Why choose nursing as a career? As a new graduate nurse I was constantly asked that question by my friends and family. The answer is just as clear today as it was thirty-three years ago! There is no other professional career that I know of that offers you as much opportunity as nursing does. Very often smart nurses are asked, “Why did you choose nursing and not medicine?” There is an easy answer for that. While both nursing and medicine are needed, they are different. Physicians are focused on the cure of illness while nursing is also focused on helping the patient and family adapt to illness.

How many professionals are given the gift everyday of being close to others in their happiest as well as their saddest times—at birth and at death—during health and during illness? Nurses share the most intimate moments with their patients and are the most trusted health care professional today.

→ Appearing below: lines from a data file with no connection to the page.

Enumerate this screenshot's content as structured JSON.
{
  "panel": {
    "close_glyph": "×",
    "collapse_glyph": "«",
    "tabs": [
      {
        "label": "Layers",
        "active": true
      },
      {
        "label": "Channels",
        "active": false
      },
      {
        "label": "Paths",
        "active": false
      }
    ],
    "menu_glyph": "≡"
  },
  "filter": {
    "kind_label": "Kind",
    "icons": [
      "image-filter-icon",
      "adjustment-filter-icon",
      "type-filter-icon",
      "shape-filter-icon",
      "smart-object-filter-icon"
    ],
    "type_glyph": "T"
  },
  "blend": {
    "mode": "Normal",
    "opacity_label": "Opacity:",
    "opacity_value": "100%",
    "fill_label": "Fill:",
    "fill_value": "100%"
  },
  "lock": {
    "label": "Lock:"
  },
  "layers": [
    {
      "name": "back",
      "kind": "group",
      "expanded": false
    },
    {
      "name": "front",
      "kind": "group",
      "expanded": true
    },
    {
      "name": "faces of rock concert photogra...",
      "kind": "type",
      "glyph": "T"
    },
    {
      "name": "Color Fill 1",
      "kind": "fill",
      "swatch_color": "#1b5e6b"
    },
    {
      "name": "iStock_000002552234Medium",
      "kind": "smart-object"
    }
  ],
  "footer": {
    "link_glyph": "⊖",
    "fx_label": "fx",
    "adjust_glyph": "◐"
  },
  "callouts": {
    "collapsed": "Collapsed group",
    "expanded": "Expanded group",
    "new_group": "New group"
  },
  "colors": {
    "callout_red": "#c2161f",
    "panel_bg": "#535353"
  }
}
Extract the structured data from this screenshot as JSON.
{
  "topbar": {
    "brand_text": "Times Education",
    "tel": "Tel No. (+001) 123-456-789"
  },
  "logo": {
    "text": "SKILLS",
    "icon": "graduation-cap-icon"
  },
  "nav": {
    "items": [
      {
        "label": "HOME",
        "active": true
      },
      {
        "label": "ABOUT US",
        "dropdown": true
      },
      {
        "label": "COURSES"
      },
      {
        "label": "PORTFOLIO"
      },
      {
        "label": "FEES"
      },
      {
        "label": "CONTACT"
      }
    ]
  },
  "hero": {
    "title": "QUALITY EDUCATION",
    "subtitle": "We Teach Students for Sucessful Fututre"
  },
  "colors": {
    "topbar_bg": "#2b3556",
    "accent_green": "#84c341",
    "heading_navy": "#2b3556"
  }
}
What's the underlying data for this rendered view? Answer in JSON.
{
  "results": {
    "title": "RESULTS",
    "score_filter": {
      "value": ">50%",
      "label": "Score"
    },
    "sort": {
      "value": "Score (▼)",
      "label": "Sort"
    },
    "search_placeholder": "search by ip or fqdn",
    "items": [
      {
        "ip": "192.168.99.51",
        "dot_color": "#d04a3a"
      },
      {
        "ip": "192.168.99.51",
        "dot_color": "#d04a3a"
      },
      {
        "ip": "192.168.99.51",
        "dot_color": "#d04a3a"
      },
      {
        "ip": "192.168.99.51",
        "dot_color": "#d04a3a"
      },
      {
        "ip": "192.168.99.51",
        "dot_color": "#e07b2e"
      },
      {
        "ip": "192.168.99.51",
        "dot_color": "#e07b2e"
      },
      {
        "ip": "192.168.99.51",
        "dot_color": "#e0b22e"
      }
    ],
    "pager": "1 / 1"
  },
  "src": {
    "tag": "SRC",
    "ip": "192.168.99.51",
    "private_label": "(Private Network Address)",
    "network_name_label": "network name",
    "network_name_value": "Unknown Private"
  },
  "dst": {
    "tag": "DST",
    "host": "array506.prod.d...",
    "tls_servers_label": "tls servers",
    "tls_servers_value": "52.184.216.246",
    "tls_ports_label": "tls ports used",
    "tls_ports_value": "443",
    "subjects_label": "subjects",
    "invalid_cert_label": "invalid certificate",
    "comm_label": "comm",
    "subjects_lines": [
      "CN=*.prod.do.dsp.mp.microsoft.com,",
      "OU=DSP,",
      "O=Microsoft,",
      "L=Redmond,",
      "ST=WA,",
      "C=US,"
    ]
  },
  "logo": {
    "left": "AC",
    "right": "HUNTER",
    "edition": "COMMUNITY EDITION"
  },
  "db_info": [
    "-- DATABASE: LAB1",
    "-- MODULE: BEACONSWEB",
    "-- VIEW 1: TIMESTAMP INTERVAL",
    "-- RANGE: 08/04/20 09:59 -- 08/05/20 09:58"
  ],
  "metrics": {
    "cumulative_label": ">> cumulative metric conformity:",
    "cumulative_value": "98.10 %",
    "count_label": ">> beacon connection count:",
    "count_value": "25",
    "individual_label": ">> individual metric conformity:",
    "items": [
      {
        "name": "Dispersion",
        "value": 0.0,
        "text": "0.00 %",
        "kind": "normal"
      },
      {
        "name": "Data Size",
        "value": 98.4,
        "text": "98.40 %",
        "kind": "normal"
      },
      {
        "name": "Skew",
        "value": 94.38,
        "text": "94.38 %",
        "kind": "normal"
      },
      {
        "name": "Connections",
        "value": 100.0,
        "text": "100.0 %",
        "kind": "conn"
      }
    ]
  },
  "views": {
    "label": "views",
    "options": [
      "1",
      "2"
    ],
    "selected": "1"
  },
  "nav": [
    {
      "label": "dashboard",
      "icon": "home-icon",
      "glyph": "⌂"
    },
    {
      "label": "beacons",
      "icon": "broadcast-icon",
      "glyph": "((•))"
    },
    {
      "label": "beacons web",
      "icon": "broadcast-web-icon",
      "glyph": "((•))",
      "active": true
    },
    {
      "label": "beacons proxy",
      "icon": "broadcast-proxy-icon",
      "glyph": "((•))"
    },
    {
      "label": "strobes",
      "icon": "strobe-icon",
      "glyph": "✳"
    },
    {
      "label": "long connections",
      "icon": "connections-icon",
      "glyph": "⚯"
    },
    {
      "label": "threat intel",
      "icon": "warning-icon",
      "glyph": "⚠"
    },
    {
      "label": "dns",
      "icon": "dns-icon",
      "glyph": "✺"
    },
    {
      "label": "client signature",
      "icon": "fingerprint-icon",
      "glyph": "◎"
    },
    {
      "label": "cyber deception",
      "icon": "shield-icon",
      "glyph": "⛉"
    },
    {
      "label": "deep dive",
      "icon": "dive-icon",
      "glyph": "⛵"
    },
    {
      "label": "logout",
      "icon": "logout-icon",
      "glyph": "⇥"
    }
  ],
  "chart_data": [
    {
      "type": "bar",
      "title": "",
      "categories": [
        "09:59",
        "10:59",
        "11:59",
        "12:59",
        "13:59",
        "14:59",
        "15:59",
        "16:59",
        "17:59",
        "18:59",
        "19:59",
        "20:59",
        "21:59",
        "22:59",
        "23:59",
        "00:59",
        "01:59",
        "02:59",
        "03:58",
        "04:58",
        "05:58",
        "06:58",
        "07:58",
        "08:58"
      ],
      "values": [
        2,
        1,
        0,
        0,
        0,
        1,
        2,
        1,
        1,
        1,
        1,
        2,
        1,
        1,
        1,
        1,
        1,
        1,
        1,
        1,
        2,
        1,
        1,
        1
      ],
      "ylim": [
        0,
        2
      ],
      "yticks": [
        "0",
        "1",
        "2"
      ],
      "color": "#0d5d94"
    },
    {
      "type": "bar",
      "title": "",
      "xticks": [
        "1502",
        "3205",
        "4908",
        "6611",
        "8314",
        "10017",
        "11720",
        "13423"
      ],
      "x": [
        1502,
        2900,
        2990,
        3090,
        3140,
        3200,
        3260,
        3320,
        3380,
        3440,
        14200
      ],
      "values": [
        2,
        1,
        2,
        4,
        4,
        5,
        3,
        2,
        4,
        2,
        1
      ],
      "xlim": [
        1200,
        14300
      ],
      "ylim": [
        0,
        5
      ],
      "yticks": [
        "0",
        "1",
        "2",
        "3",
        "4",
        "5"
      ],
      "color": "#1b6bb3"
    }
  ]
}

I often ask my students why they chose nursing and what the essence of nursing means to them. Some of their answers include: caring for others, teaching patients and families, advocating for the most vulnerable of patients, and building relationships with patients, families, and other professionals. For me, the ability to be present with patients and families at the best and the worst of times is what is important to me. Sometimes you don’t have to say a word. Just being there—knowing that it is best not to say anything—listening, holding a patient’s hand, crying and laughing and supporting a family member is what is most meaningful to me.

When I ask my nurse colleagues what sustains them in job that is often difficult and stressful they unanimously answer that they love what they do. They love being challenged. They are always learning and when they become bored, there are many other job opportunities. The career options in nursing are endless. Nurses work in a variety of settings ranging from the hospital to outpatient clinics, emergency rooms, community health centers, visiting nurse agencies, schools, work places, nursing homes, and the military. Just about anywhere! Nurses work in a variety of roles—staff nurses, nurse practitioners, nurse anesthetists, clinical specialists, nurse researchers, nurse educators, nurse midwives, and nurse managers. Some nurses have even started their own businesses as consultants or advanced practice nurses.

Because there is such diversity of roles and increasingly complexity in health care, nurses not only have to be caring but they must be smart. You often hear nurses say how difficult their work is. A nurse is very often the first person who recognizes that a patient is having difficulty. The nurse will make that initial assessment and will intervene with the appropriate medication or therapy until the rest of the health care team arrives. Nurses must be highly intelligent, as they have to synthesize knowledge from all of the sciences with their knowledge of nursing and medicine.

There are many routes to becoming a registered nurse today. The Registered Nurse (RN) license is awarded upon passing the NCLEX-RN examination given following graduation from an accredited RN Nursing program. The most common programs today are associate degree programs and bachelor degree programs. While the associate degree program is shorter (2 years versus a typical 4 years for a BS program) the Associate Degree graduate has a more limited role. The Massachusetts Association of Nurse Executives (the nursing directors and VPs of hospitals) has endorsed the Bachelors Degree as the entry level into nursing and many hospitals in the Greater Boston area are hiring only RNs with a baccalaureate degree in nursing. Because of a nursing shortage, there are increasingly more scholarships coming available for students going into nursing.

With this shortage of nurses expected to last well into the 21st century, nurses are in high demand and start at an approximate salary of $50,000 in the larger metropolitan areas in the country. Most nurses who work a full-time schedule work three 12-hour shifts per week and with overtime and night and evening shifts they can make even more. Many hospitals provide signing bonuses and offer generous continuing education benefits for nurses who want to continue their education beyond the associate and bachelor degrees.

But even better than the salary are the many benefits a career in nursing affords you. With endless job opportunities, variety in settings and roles, flexibility in work schedules, and many options for advanced education, you are always learning and growing. There is never a dull moment as a nurse! Most important of all—you are making a difference in the lives of others.